Fomos à praia em família, de Uber, e para voltar pegamos um ônibus que liga o Japuí ao canal 01 de Santos. A trilha é larga e bem sinalizada. Arborizada todo o percurso. Dura cerca de 20 minutos. Um passeio agradável, de fácil deslocamento. Dizem que há alguns anos não era assim. Ao final, há uma escada que leva até a praia. Nos contaram que essa escada foi construída recentemente e que antes o morro pregava peças, afinal escorregar por ali era regra.

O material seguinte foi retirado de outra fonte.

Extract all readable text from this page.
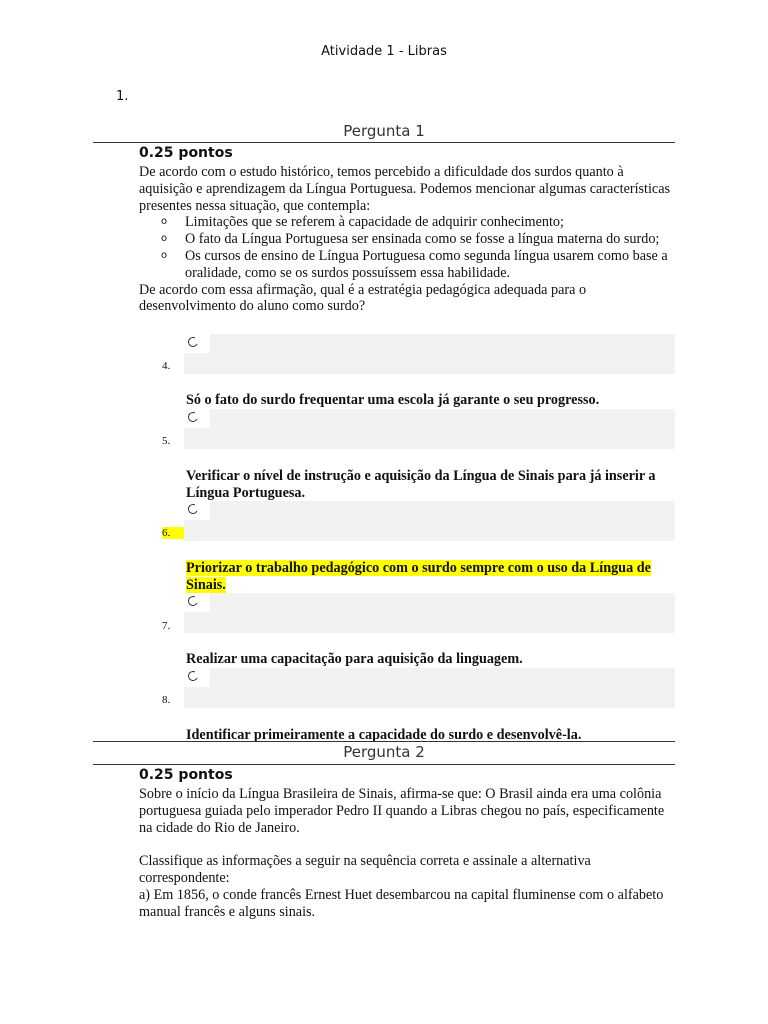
Atividade 1 - Libras
1.
Pergunta 1
0.25 pontos
De acordo com o estudo histórico, temos percebido a dificuldade dos surdos quanto à aquisição e aprendizagem da Língua Portuguesa. Podemos mencionar algumas características presentes nessa situação, que contempla:
o Limitações que se referem à capacidade de adquirir conhecimento;
o O fato da Língua Portuguesa ser ensinada como se fosse a língua materna do surdo;
o Os cursos de ensino de Língua Portuguesa como segunda língua usarem como base a oralidade, como se os surdos possuíssem essa habilidade.
De acordo com essa afirmação, qual é a estratégia pedagógica adequada para o desenvolvimento do aluno como surdo?
4.
Só o fato do surdo frequentar uma escola já garante o seu progresso.
5.
Verificar o nível de instrução e aquisição da Língua de Sinais para já inserir a Língua Portuguesa.
6.
Priorizar o trabalho pedagógico com o surdo sempre com o uso da Língua de Sinais.
7.
Realizar uma capacitação para aquisição da linguagem.
8.
Identificar primeiramente a capacidade do surdo e desenvolvê-la.
Pergunta 2
0.25 pontos
Sobre o início da Língua Brasileira de Sinais, afirma-se que: O Brasil ainda era uma colônia portuguesa guiada pelo imperador Pedro II quando a Libras chegou no país, especificamente na cidade do Rio de Janeiro.
Classifique as informações a seguir na sequência correta e assinale a alternativa correspondente:
a) Em 1856, o conde francês Ernest Huet desembarcou na capital fluminense com o alfabeto manual francês e alguns sinais.
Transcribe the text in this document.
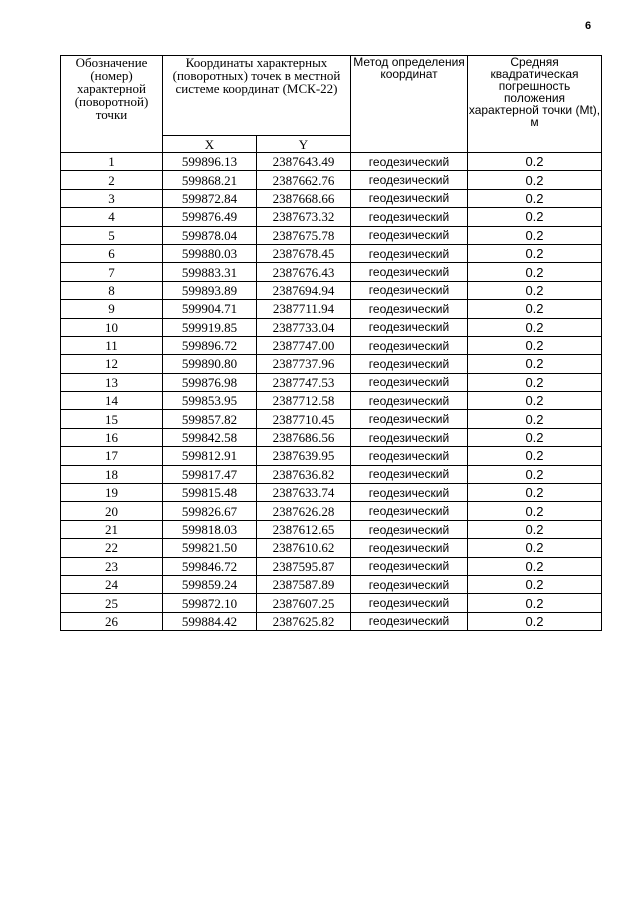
6
Обозначение (номер) характерной (поворотной) точки	Координаты характерных (поворотных) точек в местной системе координат (МСК-22)		Метод определения координат	Средняя квадратическая погрешность положения характерной точки (Mt), м
	X	Y		
1	599896.13	2387643.49	геодезический	0.2
2	599868.21	2387662.76	геодезический	0.2
3	599872.84	2387668.66	геодезический	0.2
4	599876.49	2387673.32	геодезический	0.2
5	599878.04	2387675.78	геодезический	0.2
6	599880.03	2387678.45	геодезический	0.2
7	599883.31	2387676.43	геодезический	0.2
8	599893.89	2387694.94	геодезический	0.2
9	599904.71	2387711.94	геодезический	0.2
10	599919.85	2387733.04	геодезический	0.2
11	599896.72	2387747.00	геодезический	0.2
12	599890.80	2387737.96	геодезический	0.2
13	599876.98	2387747.53	геодезический	0.2
14	599853.95	2387712.58	геодезический	0.2
15	599857.82	2387710.45	геодезический	0.2
16	599842.58	2387686.56	геодезический	0.2
17	599812.91	2387639.95	геодезический	0.2
18	599817.47	2387636.82	геодезический	0.2
19	599815.48	2387633.74	геодезический	0.2
20	599826.67	2387626.28	геодезический	0.2
21	599818.03	2387612.65	геодезический	0.2
22	599821.50	2387610.62	геодезический	0.2
23	599846.72	2387595.87	геодезический	0.2
24	599859.24	2387587.89	геодезический	0.2
25	599872.10	2387607.25	геодезический	0.2
26	599884.42	2387625.82	геодезический	0.2
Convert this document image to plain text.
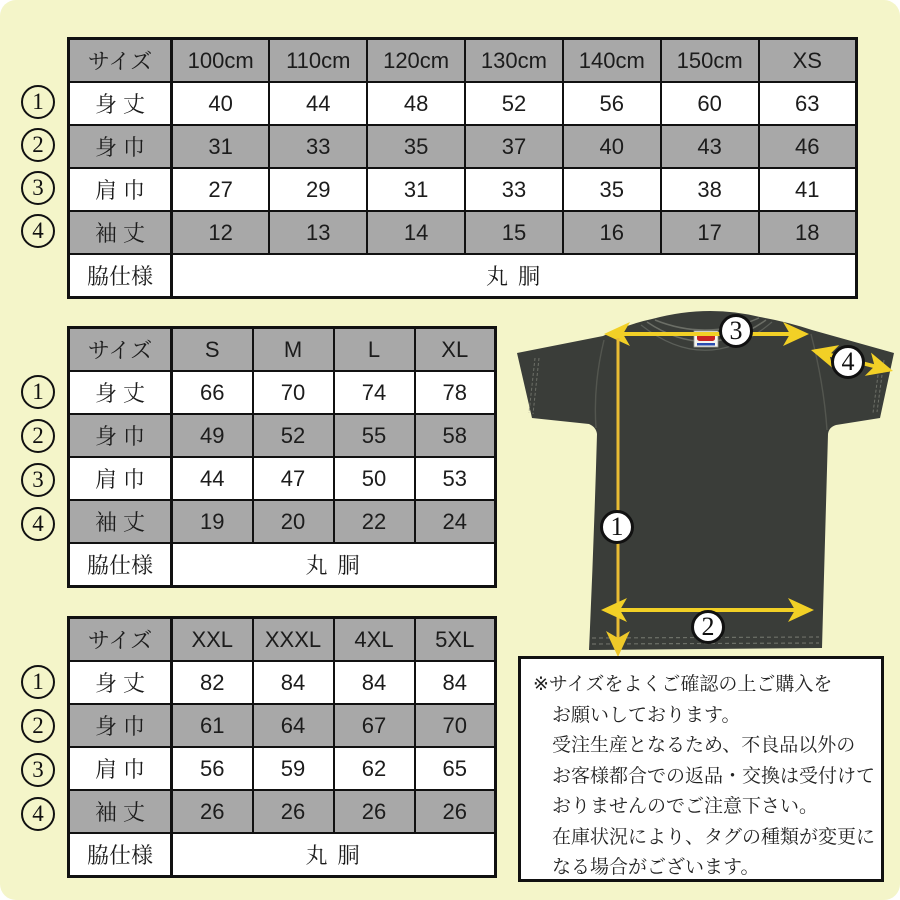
1
2
3
4
1
2
3
4
サイズ	100cm	110cm	120cm	130cm	140cm	150cm	XS
身 丈	40	44	48	52	56	60	63
身 巾	31	33	35	37	40	43	46
肩 巾	27	29	31	33	35	38	41
袖 丈	12	13	14	15	16	17	18
脇仕様	丸 胴						
1
2
3
4
サイズ	S	M	L	XL
身 丈	66	70	74	78
身 巾	49	52	55	58
肩 巾	44	47	50	53
袖 丈	19	20	22	24
脇仕様	丸 胴			
1
2
3
4
サイズ	XXL	XXXL	4XL	5XL
身 丈	82	84	84	84
身 巾	61	64	67	70
肩 巾	56	59	62	65
袖 丈	26	26	26	26
脇仕様	丸 胴			
※サイズをよくご確認の上ご購入を
お願いしております。
受注生産となるため、不良品以外の
お客様都合での返品・交換は受付けて
おりませんのでご注意下さい。
在庫状況により、タグの種類が変更に
なる場合がございます。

Itaquitanduva é realmente linda. Com ondas violentas.Tem sombra farta, porque nos fundos há três grandes chapéus de sol que escondem a areia e os banhistas. Tem pedras dos dois lados e a mata atlântica que adorna o mar, como no litoral norte paulista. Nela não se pode acampar. Mas há quem se arrisque. Os Aborígenes construíram no canto esquerdo um mirante, com bancos, onde é possível ter uma vista panorâmica da galera surfando, com os navios ao fundo, esperando para cruzar o canal.